The new sources of data, besides apps and sites, now include customer relationship management (CRM) system Salesforce, help desk Zendesk, payment platform Stripe, email marketing vendor MailChimp, transactional email providers Sendgrid and Mandrill, customer feedback platform Intercom, inbound marketer HubSpot and cloud communications platform Twilio. Other sources will be added regularly, the company said.
The data can be imported with a single click by a non-technical user and can include such data as support tickets, payments or email campaigns.
It can be sent to a Postgres database or an Amazon RedShift data warehouse service, where it can be queried and visualized in out-of-the-box reports by tools from business intelligence providers Chartio, Mode, Looker, Zendesk’s Bime or Periscope Data.
For instance, a business might better understand the relationship between an online customer support conversation and a purchase. Or it might compare data to learn how much revenue is actually generated from each specific email campaign.

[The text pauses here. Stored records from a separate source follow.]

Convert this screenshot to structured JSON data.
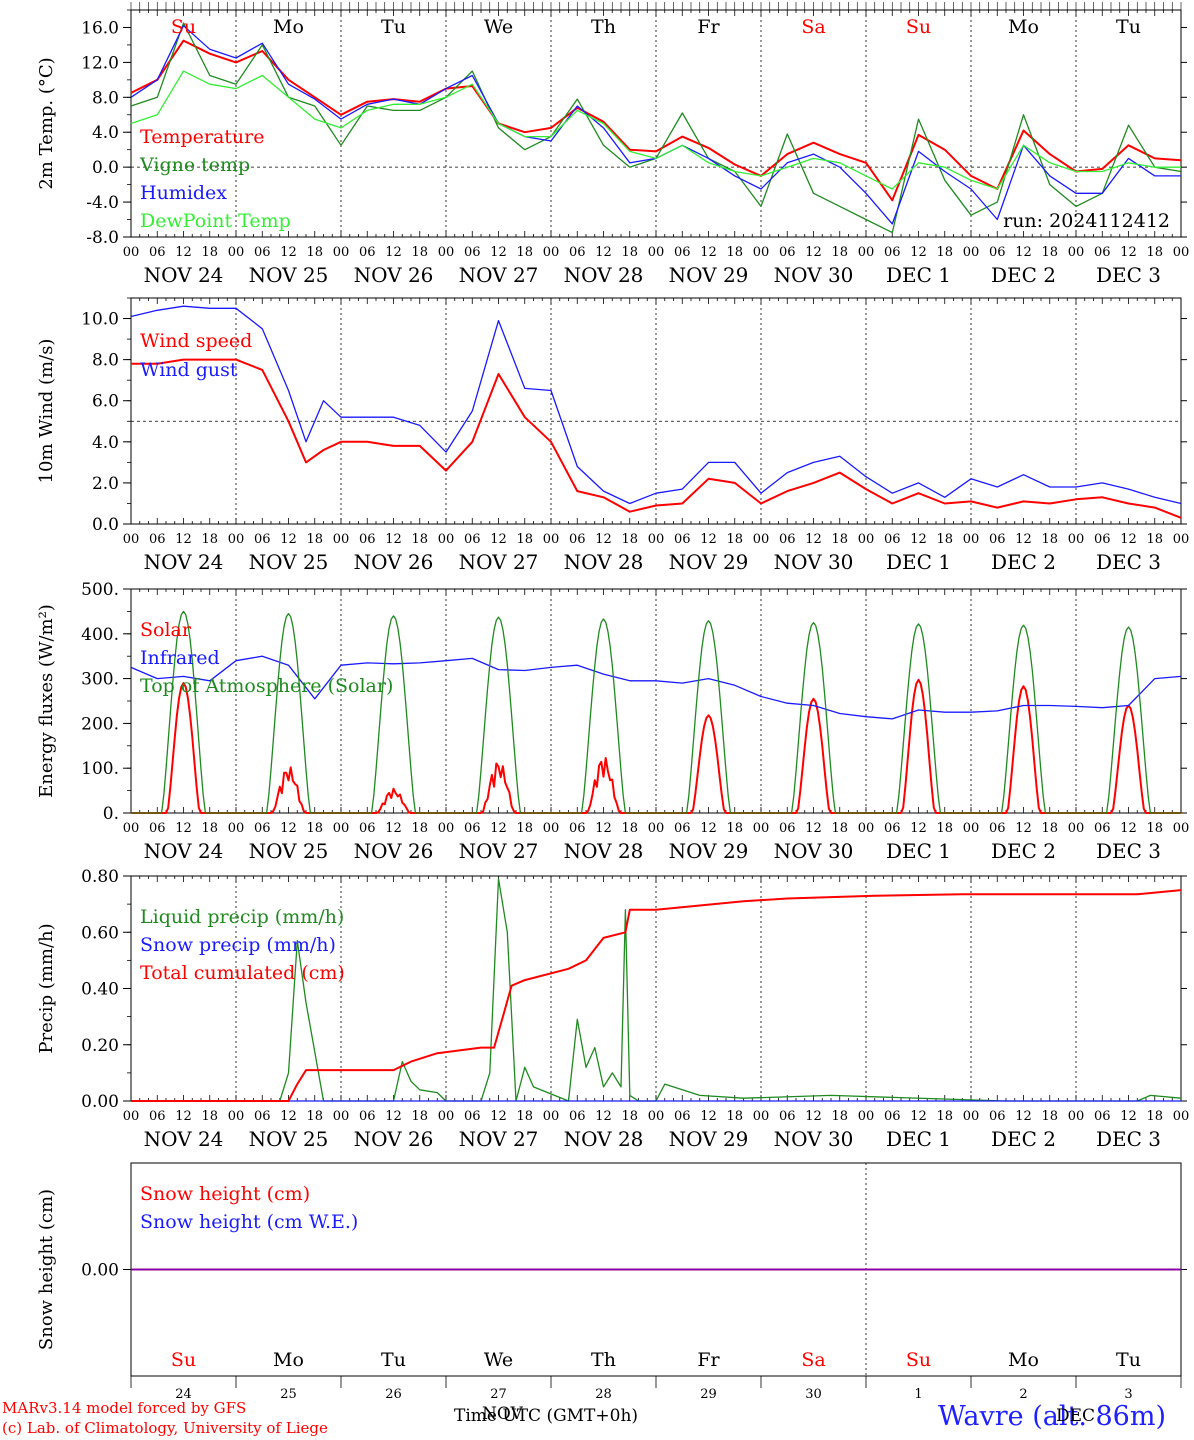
{
  "colors": {
    "red": "#ff0000",
    "darkgreen": "#1f8a1f",
    "blue": "#1a1aff",
    "lightgreen": "#33ee33",
    "purple": "#8000c0",
    "weekend": "#ff0000",
    "weekday": "#000000"
  },
  "day_labels": [
    {
      "label": "Su",
      "weekend": true
    },
    {
      "label": "Mo",
      "weekend": false
    },
    {
      "label": "Tu",
      "weekend": false
    },
    {
      "label": "We",
      "weekend": false
    },
    {
      "label": "Th",
      "weekend": false
    },
    {
      "label": "Fr",
      "weekend": false
    },
    {
      "label": "Sa",
      "weekend": true
    },
    {
      "label": "Su",
      "weekend": true
    },
    {
      "label": "Mo",
      "weekend": false
    },
    {
      "label": "Tu",
      "weekend": false
    }
  ],
  "date_labels": [
    "NOV 24",
    "NOV 25",
    "NOV 26",
    "NOV 27",
    "NOV 28",
    "NOV 29",
    "NOV 30",
    "DEC  1",
    "DEC  2",
    "DEC  3"
  ],
  "day_numbers": [
    "24",
    "25",
    "26",
    "27",
    "28",
    "29",
    "30",
    "1",
    "2",
    "3"
  ],
  "hour_ticks": [
    "00",
    "06",
    "12",
    "18"
  ],
  "final_hour_tick": "00",
  "footer": {
    "credit_line1": "MARv3.14 model forced by GFS",
    "credit_line2": "(c) Lab. of Climatology, University of Liege",
    "time_title": "Time UTC (GMT+0h)",
    "overlap_text": "NOV",
    "station": "Wavre (alt. 86m)",
    "station_overlap": "DEC"
  },
  "chart_data": [
    {
      "id": "temperature",
      "type": "line",
      "ylabel": "2m Temp. (°C)",
      "ylim": [
        -8,
        18
      ],
      "yticks": [
        "16.0",
        "12.0",
        "8.0",
        "4.0",
        "0.0",
        "-4.0",
        "-8.0"
      ],
      "ytick_values": [
        16,
        12,
        8,
        4,
        0,
        -4,
        -8
      ],
      "reference_line": 0,
      "annotation": "run: 2024112412",
      "x_unit": "hours since NOV 24 00 UTC",
      "series": [
        {
          "name": "Temperature",
          "color": "red",
          "x": [
            0,
            6,
            12,
            18,
            24,
            30,
            36,
            42,
            48,
            54,
            60,
            66,
            72,
            78,
            84,
            90,
            96,
            102,
            108,
            114,
            120,
            126,
            132,
            138,
            144,
            150,
            156,
            162,
            168,
            174,
            180,
            186,
            192,
            198,
            204,
            210,
            216,
            222,
            228,
            234,
            240
          ],
          "values": [
            8.5,
            10,
            14.5,
            13,
            12,
            13.3,
            10,
            8,
            6,
            7.5,
            7.8,
            7.5,
            9,
            9.3,
            5,
            4,
            4.5,
            6.8,
            5.2,
            2,
            1.8,
            3.5,
            2.2,
            0.3,
            -1,
            1.5,
            2.8,
            1.5,
            0.5,
            -3.8,
            3.7,
            2,
            -1,
            -2.5,
            4.2,
            1.5,
            -0.5,
            -0.2,
            2.5,
            1,
            0.8
          ]
        },
        {
          "name": "Vigne temp",
          "color": "darkgreen",
          "x": [
            0,
            6,
            12,
            18,
            24,
            30,
            36,
            42,
            48,
            54,
            60,
            66,
            72,
            78,
            84,
            90,
            96,
            102,
            108,
            114,
            120,
            126,
            132,
            138,
            144,
            150,
            156,
            162,
            168,
            174,
            180,
            186,
            192,
            198,
            204,
            210,
            216,
            222,
            228,
            234,
            240
          ],
          "values": [
            7,
            8,
            16.5,
            10.5,
            9.5,
            14,
            8,
            7,
            2.5,
            7,
            6.5,
            6.5,
            8,
            11,
            4.5,
            2,
            3.5,
            7.8,
            2.5,
            0,
            1,
            6.2,
            1,
            -0.5,
            -4.5,
            3.8,
            -3,
            -4.5,
            -6,
            -7.5,
            5.5,
            -1.5,
            -5.5,
            -4,
            6,
            -2,
            -4.5,
            -3,
            4.8,
            0,
            -0.5
          ]
        },
        {
          "name": "Humidex",
          "color": "blue",
          "x": [
            0,
            6,
            12,
            18,
            24,
            30,
            36,
            42,
            48,
            54,
            60,
            66,
            72,
            78,
            84,
            90,
            96,
            102,
            108,
            114,
            120,
            126,
            132,
            138,
            144,
            150,
            156,
            162,
            168,
            174,
            180,
            186,
            192,
            198,
            204,
            210,
            216,
            222,
            228,
            234,
            240
          ],
          "values": [
            8,
            10,
            16.2,
            13.5,
            12.5,
            14.2,
            9.5,
            7.8,
            5.5,
            7.2,
            7.8,
            7.2,
            9,
            10.5,
            5,
            3.5,
            3,
            7,
            4.5,
            0.5,
            1,
            2.5,
            1,
            -1,
            -2.5,
            0.5,
            1.5,
            0,
            -3,
            -6.5,
            1.8,
            -0.5,
            -2.5,
            -6,
            2.5,
            -1,
            -3,
            -3,
            1,
            -1,
            -1
          ]
        },
        {
          "name": "DewPoint Temp",
          "color": "lightgreen",
          "x": [
            0,
            6,
            12,
            18,
            24,
            30,
            36,
            42,
            48,
            54,
            60,
            66,
            72,
            78,
            84,
            90,
            96,
            102,
            108,
            114,
            120,
            126,
            132,
            138,
            144,
            150,
            156,
            162,
            168,
            174,
            180,
            186,
            192,
            198,
            204,
            210,
            216,
            222,
            228,
            234,
            240
          ],
          "values": [
            5,
            6,
            11,
            9.5,
            9,
            10.5,
            8,
            5.5,
            4.5,
            6.5,
            7.2,
            7.2,
            8,
            9.5,
            5,
            3.5,
            3.5,
            6.5,
            5,
            1.8,
            1,
            2.5,
            0.5,
            -0.5,
            -1,
            0,
            1,
            0.5,
            -1,
            -2.5,
            0.5,
            0,
            -1.5,
            -2.5,
            2.5,
            0.5,
            -0.5,
            -0.5,
            0.5,
            0,
            0
          ]
        }
      ]
    },
    {
      "id": "wind",
      "type": "line",
      "ylabel": "10m Wind (m/s)",
      "ylim": [
        0,
        11
      ],
      "yticks": [
        "10.0",
        "8.0",
        "6.0",
        "4.0",
        "2.0",
        "0.0"
      ],
      "ytick_values": [
        10,
        8,
        6,
        4,
        2,
        0
      ],
      "reference_line": 5,
      "x_unit": "hours since NOV 24 00 UTC",
      "series": [
        {
          "name": "Wind speed",
          "color": "red",
          "x": [
            0,
            6,
            12,
            18,
            24,
            30,
            36,
            40,
            44,
            48,
            54,
            60,
            66,
            72,
            78,
            84,
            90,
            96,
            102,
            108,
            114,
            120,
            126,
            132,
            138,
            144,
            150,
            156,
            162,
            168,
            174,
            180,
            186,
            192,
            198,
            204,
            210,
            216,
            222,
            228,
            234,
            240
          ],
          "values": [
            7.8,
            7.8,
            8,
            8,
            8,
            7.5,
            5,
            3,
            3.6,
            4,
            4,
            3.8,
            3.8,
            2.6,
            4,
            7.3,
            5.2,
            4,
            1.6,
            1.3,
            0.6,
            0.9,
            1,
            2.2,
            2,
            1,
            1.6,
            2,
            2.5,
            1.7,
            1,
            1.5,
            1,
            1.1,
            0.8,
            1.1,
            1,
            1.2,
            1.3,
            1,
            0.8,
            0.3
          ]
        },
        {
          "name": "Wind gust",
          "color": "blue",
          "x": [
            0,
            6,
            12,
            18,
            24,
            30,
            36,
            40,
            44,
            48,
            54,
            60,
            66,
            72,
            78,
            84,
            90,
            96,
            102,
            108,
            114,
            120,
            126,
            132,
            138,
            144,
            150,
            156,
            162,
            168,
            174,
            180,
            186,
            192,
            198,
            204,
            210,
            216,
            222,
            228,
            234,
            240
          ],
          "values": [
            10.1,
            10.4,
            10.6,
            10.5,
            10.5,
            9.5,
            6.5,
            4,
            6,
            5.2,
            5.2,
            5.2,
            4.8,
            3.5,
            5.5,
            9.9,
            6.6,
            6.5,
            2.8,
            1.6,
            1,
            1.5,
            1.7,
            3,
            3,
            1.5,
            2.5,
            3,
            3.3,
            2.3,
            1.5,
            2,
            1.3,
            2.2,
            1.8,
            2.4,
            1.8,
            1.8,
            2,
            1.7,
            1.3,
            1
          ]
        }
      ]
    },
    {
      "id": "energy",
      "type": "line",
      "ylabel": "Energy fluxes (W/m²)",
      "ylim": [
        0,
        500
      ],
      "yticks": [
        "500.",
        "400.",
        "300.",
        "200.",
        "100.",
        "0."
      ],
      "ytick_values": [
        500,
        400,
        300,
        200,
        100,
        0
      ],
      "x_unit": "hours since NOV 24 00 UTC",
      "series": [
        {
          "name": "Solar",
          "color": "red",
          "daily_peaks": [
            290,
            105,
            55,
            118,
            128,
            218,
            255,
            297,
            283,
            240
          ]
        },
        {
          "name": "Infrared",
          "color": "blue",
          "x": [
            0,
            6,
            12,
            18,
            24,
            30,
            36,
            42,
            48,
            54,
            60,
            66,
            72,
            78,
            84,
            90,
            96,
            102,
            108,
            114,
            120,
            126,
            132,
            138,
            144,
            150,
            156,
            162,
            168,
            174,
            180,
            186,
            192,
            198,
            204,
            210,
            216,
            222,
            228,
            234,
            240
          ],
          "values": [
            325,
            300,
            305,
            295,
            340,
            350,
            330,
            255,
            330,
            335,
            333,
            335,
            340,
            345,
            320,
            318,
            325,
            330,
            310,
            295,
            295,
            290,
            300,
            285,
            260,
            245,
            240,
            222,
            215,
            210,
            230,
            225,
            225,
            228,
            240,
            240,
            238,
            235,
            240,
            300,
            305
          ]
        },
        {
          "name": "Top of Atmosphere (Solar)",
          "color": "darkgreen",
          "daily_peaks": [
            450,
            445,
            440,
            437,
            433,
            429,
            425,
            422,
            419,
            415
          ]
        }
      ]
    },
    {
      "id": "precip",
      "type": "line",
      "ylabel": "Precip (mm/h)",
      "ylim": [
        0,
        0.8
      ],
      "yticks": [
        "0.80",
        "0.60",
        "0.40",
        "0.20",
        "0.00"
      ],
      "ytick_values": [
        0.8,
        0.6,
        0.4,
        0.2,
        0.0
      ],
      "x_unit": "hours since NOV 24 00 UTC",
      "series": [
        {
          "name": "Liquid precip (mm/h)",
          "color": "darkgreen",
          "x": [
            0,
            34,
            36,
            38,
            40,
            44,
            60,
            62,
            64,
            66,
            70,
            72,
            74,
            80,
            82,
            84,
            86,
            88,
            90,
            92,
            100,
            102,
            104,
            106,
            108,
            110,
            112,
            113,
            114,
            116,
            120,
            122,
            130,
            140,
            160,
            200,
            230,
            233,
            240
          ],
          "values": [
            0,
            0,
            0.1,
            0.57,
            0.35,
            0,
            0,
            0.14,
            0.07,
            0.04,
            0.03,
            0,
            0,
            0,
            0.1,
            0.79,
            0.6,
            0,
            0.12,
            0.05,
            0,
            0.29,
            0.12,
            0.19,
            0.05,
            0.1,
            0.05,
            0.68,
            0.02,
            0,
            0,
            0.06,
            0.02,
            0.01,
            0.02,
            0,
            0,
            0.02,
            0.01
          ]
        },
        {
          "name": "Snow precip (mm/h)",
          "color": "blue",
          "x": [
            0,
            240
          ],
          "values": [
            0,
            0
          ]
        },
        {
          "name": "Total cumulated (cm)",
          "color": "red",
          "x": [
            0,
            36,
            38,
            40,
            60,
            64,
            70,
            80,
            83,
            85,
            87,
            90,
            100,
            104,
            108,
            113,
            114,
            120,
            140,
            150,
            170,
            190,
            230,
            240
          ],
          "values": [
            0,
            0,
            0.06,
            0.11,
            0.11,
            0.14,
            0.17,
            0.19,
            0.19,
            0.3,
            0.41,
            0.43,
            0.47,
            0.5,
            0.58,
            0.6,
            0.68,
            0.68,
            0.71,
            0.72,
            0.73,
            0.735,
            0.735,
            0.75
          ]
        }
      ]
    },
    {
      "id": "snow",
      "type": "line",
      "ylabel": "Snow height (cm)",
      "ylim": [
        -1,
        1
      ],
      "yticks": [
        "0.00"
      ],
      "ytick_values": [
        0
      ],
      "x_unit": "hours since NOV 24 00 UTC",
      "series": [
        {
          "name": "Snow height (cm)",
          "color": "red",
          "x": [
            0,
            240
          ],
          "values": [
            0,
            0
          ]
        },
        {
          "name": "Snow height (cm W.E.)",
          "color": "blue",
          "x": [
            0,
            240
          ],
          "values": [
            0,
            0
          ]
        }
      ]
    }
  ]
}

A business could itself build the data capture from the sources’ APIs, Reinhardt acknowledged, but it would involve coding to handle the particulars of each API, as well as translation, structuring and routing.
“We see ourselves as the pipes and reservoirs of the data,” he said.
This allows more complex comparisons, he pointed out, than the simple data piping through an automated workflow that is offered by, say, workflow automation service Zapier.
In that case, for instance, the data about a customer indicating dissatisfaction through a Zendesk ticket would automatically be sent to a customer support channel on Slack.
Startup Usermind is trying to be Zapier plus business intelligence package Domo, but Reinhardt said that Segment makes it easier and quicker for a business to set up data capture and routing that compares any kind of data, while Usermind is focused more on processes and workflows.